They MUST add a DVR, or it will still be a non-starter.
DVR is good - Apple might swallow up TIVO. The timing for this is good right now, they might do it. TIVO has some good patent IP for the DVR concept.
Google threatens with their TV concept.
I don't think Apple TV needs to have DVR though. The Motorola or Tivo cable boxes supplied by your cable company already do that.

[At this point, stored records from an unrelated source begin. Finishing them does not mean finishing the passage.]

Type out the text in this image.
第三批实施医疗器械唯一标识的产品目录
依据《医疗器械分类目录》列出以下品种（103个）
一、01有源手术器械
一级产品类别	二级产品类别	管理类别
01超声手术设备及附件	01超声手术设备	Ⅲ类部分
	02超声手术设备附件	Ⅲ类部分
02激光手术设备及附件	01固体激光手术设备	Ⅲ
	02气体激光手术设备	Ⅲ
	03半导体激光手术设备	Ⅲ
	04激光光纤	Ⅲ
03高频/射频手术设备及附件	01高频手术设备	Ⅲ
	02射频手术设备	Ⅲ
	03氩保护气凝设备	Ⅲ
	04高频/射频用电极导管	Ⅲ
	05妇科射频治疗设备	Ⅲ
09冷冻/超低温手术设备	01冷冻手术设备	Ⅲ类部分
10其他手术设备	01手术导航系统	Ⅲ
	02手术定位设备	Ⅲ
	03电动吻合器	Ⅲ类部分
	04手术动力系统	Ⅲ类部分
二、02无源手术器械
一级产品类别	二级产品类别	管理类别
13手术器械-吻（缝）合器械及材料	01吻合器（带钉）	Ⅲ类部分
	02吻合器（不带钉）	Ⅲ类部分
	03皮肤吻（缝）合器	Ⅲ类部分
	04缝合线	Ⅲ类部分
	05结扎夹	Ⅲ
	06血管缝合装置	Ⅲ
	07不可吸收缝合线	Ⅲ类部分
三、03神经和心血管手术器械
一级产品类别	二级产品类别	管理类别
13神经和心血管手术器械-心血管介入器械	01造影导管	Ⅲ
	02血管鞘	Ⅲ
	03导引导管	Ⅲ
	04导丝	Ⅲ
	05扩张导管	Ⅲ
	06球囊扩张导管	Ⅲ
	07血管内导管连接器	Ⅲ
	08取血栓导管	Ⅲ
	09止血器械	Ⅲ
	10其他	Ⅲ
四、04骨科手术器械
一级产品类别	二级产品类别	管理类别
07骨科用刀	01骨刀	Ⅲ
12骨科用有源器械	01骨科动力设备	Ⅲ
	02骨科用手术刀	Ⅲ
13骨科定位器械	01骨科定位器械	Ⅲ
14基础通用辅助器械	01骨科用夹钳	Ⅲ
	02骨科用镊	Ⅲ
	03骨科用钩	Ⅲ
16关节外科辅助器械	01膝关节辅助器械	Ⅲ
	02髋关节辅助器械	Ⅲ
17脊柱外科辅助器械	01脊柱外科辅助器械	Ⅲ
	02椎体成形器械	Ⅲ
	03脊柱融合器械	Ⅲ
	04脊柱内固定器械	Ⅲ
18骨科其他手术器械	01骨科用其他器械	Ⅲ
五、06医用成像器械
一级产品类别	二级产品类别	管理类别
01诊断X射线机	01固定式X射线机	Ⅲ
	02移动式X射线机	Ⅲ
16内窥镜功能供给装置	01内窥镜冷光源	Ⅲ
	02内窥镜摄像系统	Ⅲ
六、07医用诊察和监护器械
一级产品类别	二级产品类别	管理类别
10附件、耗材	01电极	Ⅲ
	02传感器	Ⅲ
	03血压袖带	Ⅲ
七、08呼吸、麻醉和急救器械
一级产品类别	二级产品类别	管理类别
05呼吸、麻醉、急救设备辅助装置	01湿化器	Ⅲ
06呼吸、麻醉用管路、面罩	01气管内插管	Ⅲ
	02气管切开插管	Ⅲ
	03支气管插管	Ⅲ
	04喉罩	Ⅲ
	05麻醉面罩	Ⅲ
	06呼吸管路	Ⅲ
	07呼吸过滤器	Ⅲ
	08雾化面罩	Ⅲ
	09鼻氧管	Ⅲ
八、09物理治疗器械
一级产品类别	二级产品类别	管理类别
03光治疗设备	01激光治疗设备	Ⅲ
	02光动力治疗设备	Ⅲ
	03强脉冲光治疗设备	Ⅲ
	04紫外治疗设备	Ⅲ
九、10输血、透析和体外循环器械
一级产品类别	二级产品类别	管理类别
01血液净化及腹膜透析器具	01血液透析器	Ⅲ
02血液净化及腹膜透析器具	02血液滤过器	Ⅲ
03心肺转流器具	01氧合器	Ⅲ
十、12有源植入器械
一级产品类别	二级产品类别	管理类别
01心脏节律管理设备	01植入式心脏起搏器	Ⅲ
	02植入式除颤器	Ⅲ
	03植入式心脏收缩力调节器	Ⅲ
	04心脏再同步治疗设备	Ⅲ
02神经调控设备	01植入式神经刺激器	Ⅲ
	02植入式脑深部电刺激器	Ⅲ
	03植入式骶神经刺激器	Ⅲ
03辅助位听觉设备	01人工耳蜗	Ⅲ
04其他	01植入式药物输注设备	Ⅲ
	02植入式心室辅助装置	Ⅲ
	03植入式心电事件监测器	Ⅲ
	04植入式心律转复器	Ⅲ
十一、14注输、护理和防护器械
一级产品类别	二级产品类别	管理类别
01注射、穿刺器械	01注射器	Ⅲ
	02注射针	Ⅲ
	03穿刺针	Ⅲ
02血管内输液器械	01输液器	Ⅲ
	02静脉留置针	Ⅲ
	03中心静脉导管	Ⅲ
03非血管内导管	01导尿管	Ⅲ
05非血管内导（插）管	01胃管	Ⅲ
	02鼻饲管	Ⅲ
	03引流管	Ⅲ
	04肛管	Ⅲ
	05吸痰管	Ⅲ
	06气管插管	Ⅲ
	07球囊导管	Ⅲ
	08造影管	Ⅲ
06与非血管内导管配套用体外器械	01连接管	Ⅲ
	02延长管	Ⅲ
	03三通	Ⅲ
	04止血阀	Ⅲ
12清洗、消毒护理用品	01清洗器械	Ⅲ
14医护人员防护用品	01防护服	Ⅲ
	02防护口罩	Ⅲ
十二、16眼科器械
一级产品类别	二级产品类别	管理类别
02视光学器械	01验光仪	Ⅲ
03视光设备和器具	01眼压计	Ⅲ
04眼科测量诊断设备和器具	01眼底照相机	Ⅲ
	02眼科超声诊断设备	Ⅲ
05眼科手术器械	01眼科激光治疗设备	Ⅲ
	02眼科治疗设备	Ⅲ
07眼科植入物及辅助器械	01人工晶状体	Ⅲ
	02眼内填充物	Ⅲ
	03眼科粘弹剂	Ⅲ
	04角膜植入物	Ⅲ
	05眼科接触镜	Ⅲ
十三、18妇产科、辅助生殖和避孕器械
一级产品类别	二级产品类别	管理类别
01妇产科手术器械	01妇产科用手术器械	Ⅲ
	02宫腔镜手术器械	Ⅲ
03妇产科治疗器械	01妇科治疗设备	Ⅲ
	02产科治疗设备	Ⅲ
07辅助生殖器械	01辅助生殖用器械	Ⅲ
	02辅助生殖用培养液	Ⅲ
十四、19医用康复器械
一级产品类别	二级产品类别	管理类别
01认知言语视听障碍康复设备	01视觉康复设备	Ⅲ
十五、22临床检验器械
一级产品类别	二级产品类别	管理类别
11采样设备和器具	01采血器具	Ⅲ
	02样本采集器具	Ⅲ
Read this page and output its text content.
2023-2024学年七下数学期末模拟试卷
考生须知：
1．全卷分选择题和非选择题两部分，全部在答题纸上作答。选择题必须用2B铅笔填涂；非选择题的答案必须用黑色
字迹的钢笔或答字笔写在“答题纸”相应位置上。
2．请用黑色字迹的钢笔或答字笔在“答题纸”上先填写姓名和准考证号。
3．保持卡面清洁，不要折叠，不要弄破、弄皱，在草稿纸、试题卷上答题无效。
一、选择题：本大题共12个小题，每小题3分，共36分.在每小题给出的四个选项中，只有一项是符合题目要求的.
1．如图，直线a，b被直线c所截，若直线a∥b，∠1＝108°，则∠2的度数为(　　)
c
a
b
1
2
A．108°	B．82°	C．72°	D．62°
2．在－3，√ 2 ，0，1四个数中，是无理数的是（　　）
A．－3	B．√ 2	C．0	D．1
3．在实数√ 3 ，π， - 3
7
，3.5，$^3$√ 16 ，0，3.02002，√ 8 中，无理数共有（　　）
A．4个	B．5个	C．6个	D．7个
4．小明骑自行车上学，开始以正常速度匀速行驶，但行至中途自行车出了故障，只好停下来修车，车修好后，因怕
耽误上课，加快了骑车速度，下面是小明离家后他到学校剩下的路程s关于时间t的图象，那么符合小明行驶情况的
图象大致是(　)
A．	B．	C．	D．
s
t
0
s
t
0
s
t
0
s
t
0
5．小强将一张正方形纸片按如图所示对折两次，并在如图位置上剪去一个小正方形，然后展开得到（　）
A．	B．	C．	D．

What's good about the current Apple TV is that you can watch your photo's and holiday videos on the TV in style. any people have video cameras and regular digital cameras, but they don't really care about the Apple TV functionality that is already out there - the proof is that Apple TV really isn't that popular ( I absolutely love it for renting movies, and sharing photo's with friends and family when I entertain at our home, but most people don't have their photo's together enough to really care about family videos and family photo's on the TV - this is why Apple calls it a "hobby" right now).
Now with the Google TV threat, Apple has a reason to get moving on something for Apple TV.
More important than the DVR, I think they should be getting 42" LCD TV screens, and make the ultimate TV set that anyone can hook up.
Check it out - the big problem with flat screen TV's etc is that it takes a mega geek to set one up properly. Nobody just has the flatscreen TV on it's own, they always have some BOSE soundsystem speaker thing, some cable box, and a bunch of crap they can never figure out. It continues to grow and grow until the family has 17 IR remote controls all over the place and they then start scrambling for a Harmony Remote control system to handle it all. Apple could do all this much better, and people will pay for it if Apple can demonstrate that any fool can hook up their TV set without a snarling mess of cables behind the 2 inch thick flatscreen TV. It's the same farce as the personal computer was before the iMac. We have these beautiful flat screen TV's but every single one of them has 30 pounds of HDMI and RCA cables in behind. If one gets unplugged, the system doesn't work the same anymore, and the poor geek who has to set it up is left fighting with the snarling mess of cables. If Apple fixes this, it would be a good thing and a profitable thing.